Black Friday is set to deliver a boost to UK record shops today (November 29) with a series of limited-edition releases.
While the annual sales event sees other retailers discounting products, the series of Record Store Day commissioned vinyl goes the opposite way and encourages music fans to invest in premium, one-off products.
Music Week spoke to Banquet Record's Jon Tolley on what this "Record Store Day" means for his Kingston shop.
How important are the Black Friday releases to your business?
"Just stating the obvious, the whole thing is that it's not a Black Friday sale. We're not racking up loads of crap that people don't want. Black Friday doesn't mean that for us, essentially it's a mini Record Store Day. There's about 150 titles available, for Record Store Day it's about 750, so if you think of it in pure numbers, it's about a fifth of a Record Store Day. For us, Record Store Day is what we build our business year around, so having a mini version of those just in time to get stock in for Christmas is really good. On a business level, and as a record collector, there are loads of really great records around this year, it's really exciting. [Anything that has] People queuing up and making a special trip to town centre is really good."
Has the message that you're not having a sale like everyone else, but instead have limited edition vinyl available, got through to consumers?
"To the Record Store Day customer, it has. The person who has previously queued up overnight to get a Bowie record or something, they know what it's about. But the random passer-by, who may be just buys CDs they just want to put in their car, they will still think Black Friday means sale. So there is a bit of educating them about that. But because we don't generally try to stock stuff that we would go into the sale anyway – we're we're not the race to the bottom lowest common denominator, we're trying to stock premium stuff that people will love forever – it's quite an easy thing for us to say 'No, we don't have a sale, but it's a mini Record Store Day!' people get it. As soon as you say Record Store Day, people know what that is."
People queuing up and making a special trip to town centre is really good
Are there any of this year's releases that have caught your eye?
"There's loads. For me, that Arcade Fire seven-inch of Neighbourhood #1, the opener of one of my all-time favourite albums, stands out. I think that Billie Ellish cover [When The Party's Over] by Lewis Capaldi that's going to be one of the first to go.
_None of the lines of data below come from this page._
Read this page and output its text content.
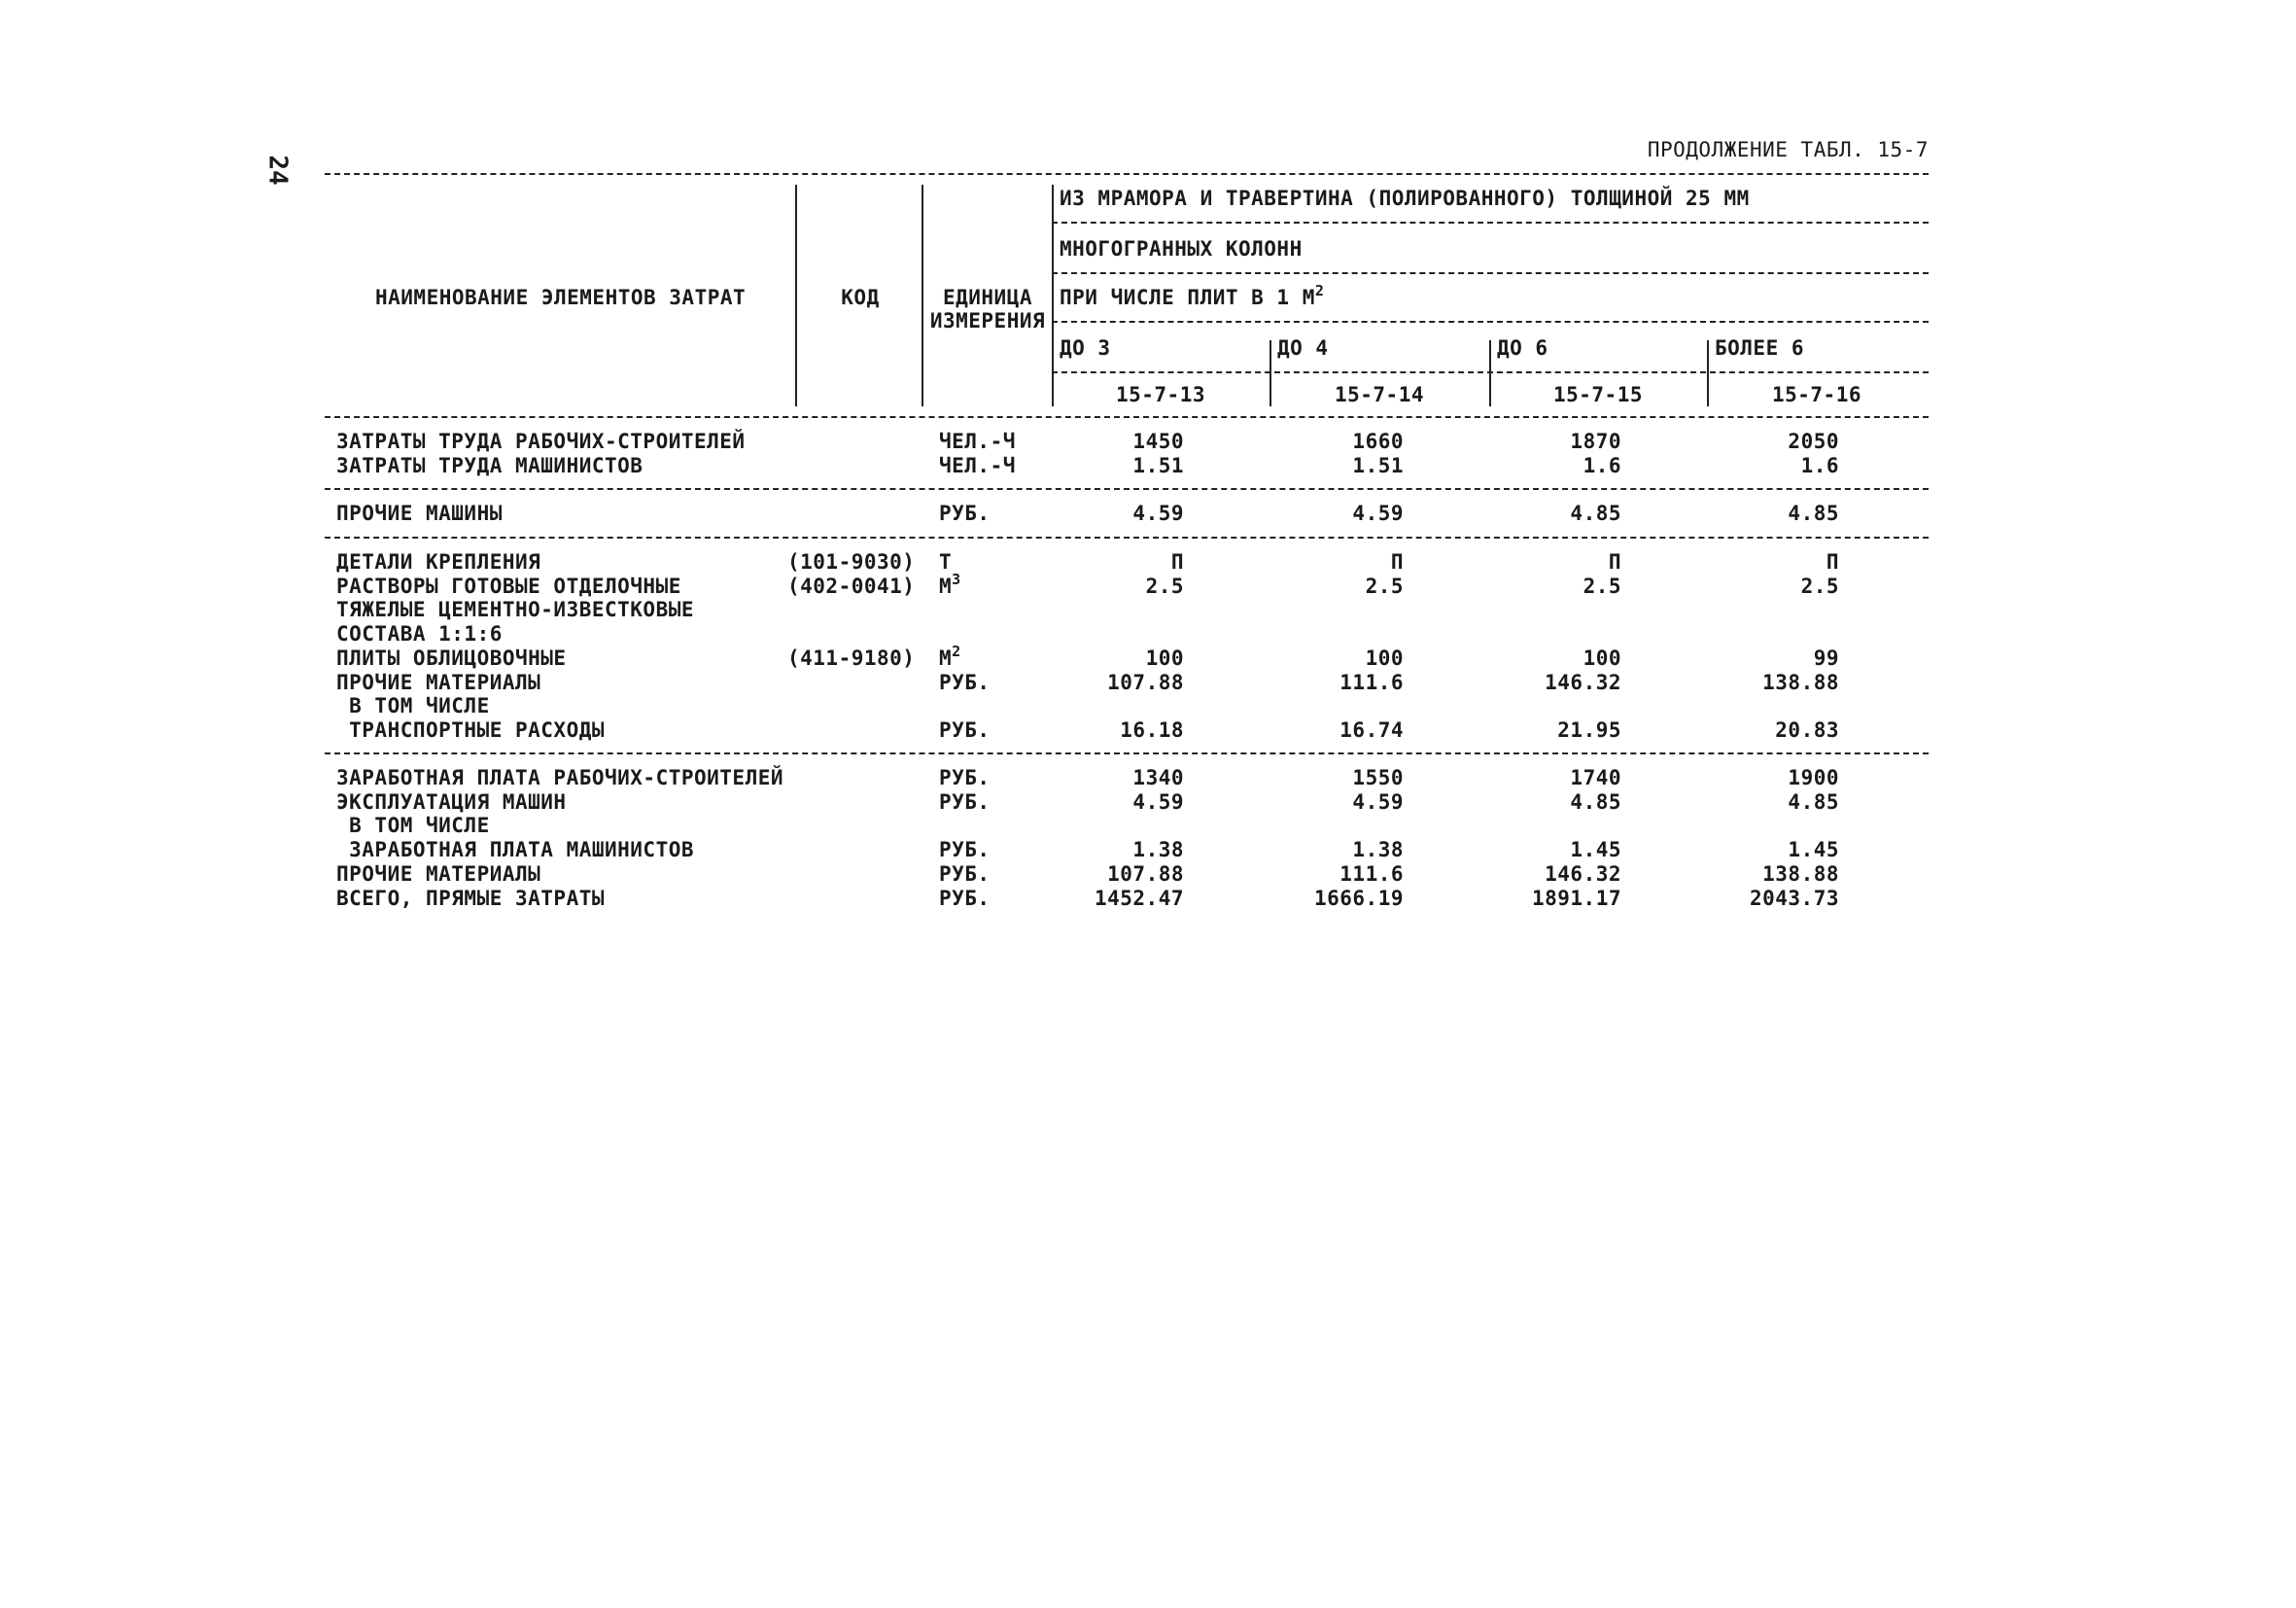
24
ПРОДОЛЖЕНИЕ ТАБЛ. 15-7
НАИМЕНОВАНИЕ ЭЛЕМЕНТОВ ЗАТРАТ	КОД	ЕДИНИЦА
ИЗМЕРЕНИЯ
ИЗ МРАМОРА И ТРАВЕРТИНА (ПОЛИРОВАННОГО) ТОЛЩИНОЙ 25 ММ
МНОГОГРАННЫХ КОЛОНН
ПРИ ЧИСЛЕ ПЛИТ В 1 $М^2$
ДО 3	ДО 4	ДО 6	БОЛЕЕ 6
15-7-13	15-7-14	15-7-15	15-7-16
ЗАТРАТЫ ТРУДА РАБОЧИХ-СТРОИТЕЛЕЙ	ЧЕЛ.-Ч	1450	1660	1870	2050
ЗАТРАТЫ ТРУДА МАШИНИСТОВ	ЧЕЛ.-Ч	1.51	1.51	1.6	1.6
ПРОЧИЕ МАШИНЫ	РУБ.	4.59	4.59	4.85	4.85
ДЕТАЛИ КРЕПЛЕНИЯ	(101-9030) Т	П	П	П	П
РАСТВОРЫ ГОТОВЫЕ ОТДЕЛОЧНЫЕ	(402-0041) $М^3$	2.5	2.5	2.5	2.5
ТЯЖЕЛЫЕ ЦЕМЕНТНО-ИЗВЕСТКОВЫЕ
СОСТАВА 1:1:6
ПЛИТЫ ОБЛИЦОВОЧНЫЕ	(411-9180) $М^2$	100	100	100	99
ПРОЧИЕ МАТЕРИАЛЫ	РУБ.	107.88	111.6	146.32	138.88
В ТОМ ЧИСЛЕ
ТРАНСПОРТНЫЕ РАСХОДЫ	РУБ.	16.18	16.74	21.95	20.83
ЗАРАБОТНАЯ ПЛАТА РАБОЧИХ-СТРОИТЕЛЕЙ	РУБ.	1340	1550	1740	1900
ЭКСПЛУАТАЦИЯ МАШИН	РУБ.	4.59	4.59	4.85	4.85
В ТОМ ЧИСЛЕ
ЗАРАБОТНАЯ ПЛАТА МАШИНИСТОВ	РУБ.	1.38	1.38	1.45	1.45
ПРОЧИЕ МАТЕРИАЛЫ	РУБ.	107.88	111.6	146.32	138.88
ВСЕГО, ПРЯМЫЕ ЗАТРАТЫ	РУБ.	1452.47	1666.19	1891.17	2043.73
There's something for everyone, you've got U2, The Doors, Alice Cooper, American pop punk band Knuckle Puck, we'll do a couple hundred copies of that. There are lots to choose from. People might scoff at how unlimited the U2 record is, for example, but they're a stadium band so when you scale it up, it is actually quite limited and that will fly as well. Same with Bruce Springsteen. It's the big hitters in this, mostly from the majors, but you know, that's the world, and we'll do well of it. It'll be certainly the top five days of the year for us money-wise. Probably Top 3."
Looking ahead, how is Christmas 2019 feeling so far?
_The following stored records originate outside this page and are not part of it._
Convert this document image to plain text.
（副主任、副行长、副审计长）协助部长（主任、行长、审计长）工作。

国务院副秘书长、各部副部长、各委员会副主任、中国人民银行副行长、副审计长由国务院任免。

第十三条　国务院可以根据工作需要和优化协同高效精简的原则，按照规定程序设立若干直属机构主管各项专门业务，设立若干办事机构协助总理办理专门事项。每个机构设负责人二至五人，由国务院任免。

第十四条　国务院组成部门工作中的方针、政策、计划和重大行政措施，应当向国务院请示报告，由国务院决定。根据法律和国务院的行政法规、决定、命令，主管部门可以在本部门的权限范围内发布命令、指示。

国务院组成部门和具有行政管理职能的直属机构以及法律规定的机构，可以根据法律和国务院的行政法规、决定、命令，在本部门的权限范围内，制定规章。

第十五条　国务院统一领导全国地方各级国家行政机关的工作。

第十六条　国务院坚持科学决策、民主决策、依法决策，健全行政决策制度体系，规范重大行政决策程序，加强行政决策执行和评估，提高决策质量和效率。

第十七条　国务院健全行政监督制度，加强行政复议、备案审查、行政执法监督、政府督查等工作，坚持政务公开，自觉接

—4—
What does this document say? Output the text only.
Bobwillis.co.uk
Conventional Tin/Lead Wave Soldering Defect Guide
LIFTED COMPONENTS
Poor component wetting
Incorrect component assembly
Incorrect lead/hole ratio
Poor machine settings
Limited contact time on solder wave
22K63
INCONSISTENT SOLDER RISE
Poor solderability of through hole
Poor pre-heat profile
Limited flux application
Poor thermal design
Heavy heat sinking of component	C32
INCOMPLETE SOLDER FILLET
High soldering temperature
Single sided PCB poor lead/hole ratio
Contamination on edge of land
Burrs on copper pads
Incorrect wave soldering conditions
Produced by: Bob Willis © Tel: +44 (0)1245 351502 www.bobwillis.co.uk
"We're quite reactionary to it. So it's not really for us to say, 'Quater four looking like this.' Our challenge is to make sure that whatever demand is created, can be fulfilled. So that's what we're looking for. Having said that, having a Stormzy album out just before Christmas is brilliant, it will double what we sell. Having Harry Styles out just before Christmas is brilliant too. These things work for us. But actually, what we'll be selling as much of, is all the big albums from throughout the year – the likes of Sigrid, Mumford & Sons. They're not Christmas albums, but they are the big albums that have come out throughout the year, which we are supportive of and have in good numbers."
Having a Harry Styles album out just before Christmas is brilliant
And more generally, how are things at Banquet right now?
"I hate to bring it down to finances but if I say that we're 70% up on last year, then that shows that we're busier. We're in a fortunate position now. Three or four years ago, we were one of those 'cheques in the post, we're going to pay it' kind of thing. Now we don't have the cashflow problems, we're finding it a bit easier to take risks and to go a bit longer on certain titles that we think will sell through. Having extra space means that we've got an almost warehousing facility, which we didn't have before. As long as we keep getting all these indie exclusive records – which everyone seems to understand the worth of wow – then it's good. It's just opening the doors and the people already know about it. There's a lot of talk about the death of the high street, but we're in a really fortunate position where our suppliers are making the high street necessary. It's not necessarily the indie shops who are providing this great USP, it's the fact that we have a product which you can only buy from us and it's bloody brilliant! I wish that model would go over to other high street stores. There's no reason why skate stores can't have clothing that's only available from there, that type of thing. I wonder if it can be replicated. Right now, things are busy and sustainable, we're not just surviving off people's passion. It's actually like a business model, which works as well."